C’è una lettura superficiale della “scena napoletana” che Ferrente e Piperno ci mostrano basata sulla denuncia di una società che non assiste i suoi giovani e anzi oscenamente li tradisce, ma ce n’è un’altra meno ovvia che ha visto la povertà intima di una cultura, e la difficoltà di poter prevedere un riscatto quale che sia per la società napoletana, per i suoi giovani. I registi non dicono “di chi la colpa”, non è questo il loro compito, e neanche indicano un “che fare”, non è questo il loro compito. Ci accostano a un mondo con rispetto a attenzione, con quella cura per i nuovi, per i bambini e per i giovani, su cui tanti sproloquiano e che ben pochi praticano, e ancor meno sono quelli che la praticano con intelligenza. L’angoscia che il film ci comunica dipende in sostanza non dalla constatazione, infine ovvia, del tradimento dell’età adulta (della società in cui si è obbligati a crescere) ma dalla miseria delle proposte che questa società offriva e offre, dalla menzogna di queste proposte. I quattro ragazzini di dodici anni fa avevano dei sogni indotti e stupidi: fare, ovviamente con successo, il calciatore, il cantante, la modella, la ballerina. La loro sconfitta è totale, ed è da questa constatazione che dovrebbe nascere la rabbia, la furia dello spettatore contro coloro che quegli ignobili sogni e solo quelli hanno indotto in più generazioni di “nuovi nati” alla società. Ma questi sogni perdurano, non sono stati sconfitti. Il senso di realtà è sopraffatto, in tutti e ancora, nonostante la crisi, dalla pubblicità, dagli ideali diffusi da un preciso sistema di potere, dalle illusioni che esso crea e diffonde – e questo non riguarda ovviamente soltanto Napoli.
La constatazione di ciò che si faceva e si è fatto dei nostri bambini, di più generazioni, è semplicemente agghiacciante. Nel passato prossimo come nel presente, perché poco è cambiato e perché l’insorgenza della crisi non sempre ci ha reso più intelligenti né ha dato la spinta alla ricerca di modelli altri. Si facesse un documentario su dei bambini napoletani di oggi, non si scoprirebbero realtà diverse da quelle di ieri, solo più amare e più ciniche. Anche nei ragazzini che hanno oggi l’età che avevano ieri Silvana e Adele, Enzo e Fabio.

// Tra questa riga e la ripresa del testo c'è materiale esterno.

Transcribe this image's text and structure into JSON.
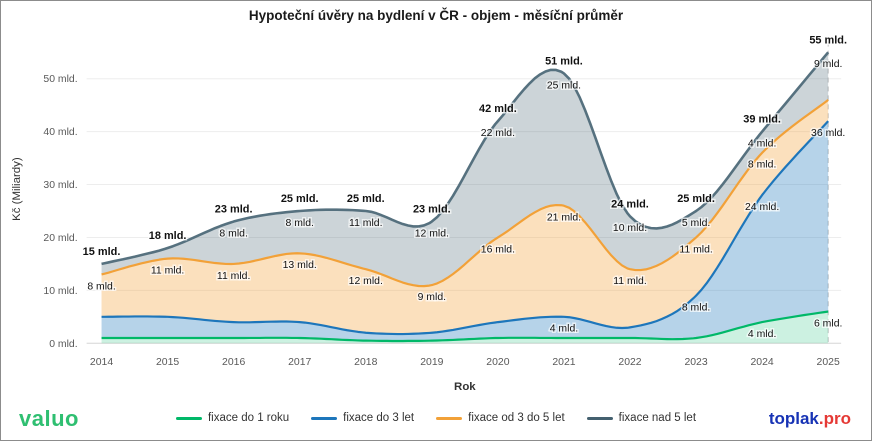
{
  "title": "Hypoteční úvěry na bydlení v ČR - objem - měsíční průměr",
  "chart_data": {
    "type": "area",
    "stacked": true,
    "categories": [
      "2014",
      "2015",
      "2016",
      "2017",
      "2018",
      "2019",
      "2020",
      "2021",
      "2022",
      "2023",
      "2024",
      "2025"
    ],
    "series": [
      {
        "name": "fixace do 1 roku",
        "color": "#00b868",
        "fill": "rgba(0,184,104,0.20)",
        "values": [
          1,
          1,
          1,
          1,
          0.5,
          0.5,
          1,
          1,
          1,
          1,
          4,
          6
        ]
      },
      {
        "name": "fixace do 3 let",
        "color": "#1d76bb",
        "fill": "rgba(29,118,187,0.32)",
        "values": [
          4,
          4,
          3,
          3,
          1.5,
          1.5,
          3,
          4,
          2,
          8,
          24,
          36
        ]
      },
      {
        "name": "fixace od 3 do 5 let",
        "color": "#f2a138",
        "fill": "rgba(242,161,56,0.33)",
        "values": [
          8,
          11,
          11,
          13,
          12,
          9,
          16,
          21,
          11,
          11,
          8,
          4
        ]
      },
      {
        "name": "fixace nad 5 let",
        "color": "#56717f",
        "fill": "rgba(86,113,127,0.30)",
        "values": [
          2,
          2,
          8,
          8,
          11,
          12,
          22,
          25,
          10,
          5,
          4,
          9
        ]
      }
    ],
    "totals": [
      15,
      18,
      23,
      25,
      25,
      23,
      42,
      51,
      24,
      25,
      39,
      55
    ],
    "yticks": [
      "0 mld.",
      "10 mld.",
      "20 mld.",
      "30 mld.",
      "40 mld.",
      "50 mld."
    ],
    "xlabel": "Rok",
    "ylabel": "Kč (Miliardy)",
    "ylim": [
      0,
      57
    ],
    "grid": true,
    "legend_position": "bottom",
    "point_labels": [
      {
        "i": 0,
        "band": "total",
        "text": "15 mld."
      },
      {
        "i": 0,
        "band": "orange",
        "text": "8 mld."
      },
      {
        "i": 1,
        "band": "total",
        "text": "18 mld."
      },
      {
        "i": 1,
        "band": "orange",
        "text": "11 mld."
      },
      {
        "i": 2,
        "band": "total",
        "text": "23 mld."
      },
      {
        "i": 2,
        "band": "gray",
        "text": "8 mld."
      },
      {
        "i": 2,
        "band": "orange",
        "text": "11 mld."
      },
      {
        "i": 3,
        "band": "total",
        "text": "25 mld."
      },
      {
        "i": 3,
        "band": "gray",
        "text": "8 mld."
      },
      {
        "i": 3,
        "band": "orange",
        "text": "13 mld."
      },
      {
        "i": 4,
        "band": "total",
        "text": "25 mld."
      },
      {
        "i": 4,
        "band": "gray",
        "text": "11 mld."
      },
      {
        "i": 4,
        "band": "orange",
        "text": "12 mld."
      },
      {
        "i": 5,
        "band": "total",
        "text": "23 mld."
      },
      {
        "i": 5,
        "band": "gray",
        "text": "12 mld."
      },
      {
        "i": 5,
        "band": "orange",
        "text": "9 mld."
      },
      {
        "i": 6,
        "band": "total",
        "text": "42 mld."
      },
      {
        "i": 6,
        "band": "gray",
        "text": "22 mld."
      },
      {
        "i": 6,
        "band": "orange",
        "text": "16 mld."
      },
      {
        "i": 7,
        "band": "total",
        "text": "51 mld."
      },
      {
        "i": 7,
        "band": "gray",
        "text": "25 mld."
      },
      {
        "i": 7,
        "band": "orange",
        "text": "21 mld."
      },
      {
        "i": 7,
        "band": "blue",
        "text": "4 mld."
      },
      {
        "i": 8,
        "band": "total",
        "text": "24 mld."
      },
      {
        "i": 8,
        "band": "gray",
        "text": "10 mld."
      },
      {
        "i": 8,
        "band": "orange",
        "text": "11 mld."
      },
      {
        "i": 9,
        "band": "total",
        "text": "25 mld."
      },
      {
        "i": 9,
        "band": "gray",
        "text": "5 mld."
      },
      {
        "i": 9,
        "band": "orange",
        "text": "11 mld."
      },
      {
        "i": 9,
        "band": "blue",
        "text": "8 mld."
      },
      {
        "i": 10,
        "band": "total",
        "text": "39 mld."
      },
      {
        "i": 10,
        "band": "gray",
        "text": "4 mld."
      },
      {
        "i": 10,
        "band": "orange",
        "text": "8 mld."
      },
      {
        "i": 10,
        "band": "blue",
        "text": "24 mld."
      },
      {
        "i": 10,
        "band": "green",
        "text": "4 mld."
      },
      {
        "i": 11,
        "band": "total",
        "text": "55 mld."
      },
      {
        "i": 11,
        "band": "gray",
        "text": "9 mld."
      },
      {
        "i": 11,
        "band": "blue",
        "text": "36 mld."
      },
      {
        "i": 11,
        "band": "green",
        "text": "6 mld."
      }
    ]
  },
  "legend": {
    "items": [
      {
        "label": "fixace do 1 roku",
        "color": "#00b868"
      },
      {
        "label": "fixace do 3 let",
        "color": "#1d76bb"
      },
      {
        "label": "fixace od 3 do 5 let",
        "color": "#f2a138"
      },
      {
        "label": "fixace nad 5 let",
        "color": "#44606f"
      }
    ]
  },
  "footer": {
    "brand_left": "valuo",
    "brand_right_primary": "toplak",
    "brand_right_secondary": ".pro"
  }
}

Il grande merito di Ferrente e Piperno è di non fare i moralisti, è di non giudicare. Mostrare il mondo com’è, è più che sufficiente, ed essi hanno saputo farlo con un’attenzione e una delicatezza encomiabili, e anche se a volte è il linguaggio può non convincere del tutto – così composito, ora ingenuo e ora astuto – convince invece l’affetto per i personaggi, ma rifiutando il ricatto affettivo, e il rifiuto della facile denuncia a cui il cinema italiano detto politico, il tremendo cinema “di denuncia” della passata sinistra, il più ipocrita di tutti, ci aveva abituato. Se i ragazzini napoletani del loro film non sembrano aver appreso dai dodici anni del loro crescere non molto di più che i sogni muoiono presto, soprattutto se si tratta di sogni indotti e stupidi, e che la vita tradisce, loro hanno appreso che raccontare con onestà ciò che si vede, ciò che è, è un doveroso esercizio di onestà che può dare buoni risultati egregi, sia sul èpiano dell’intelligenza sociale che su quello della pratica cinematografica.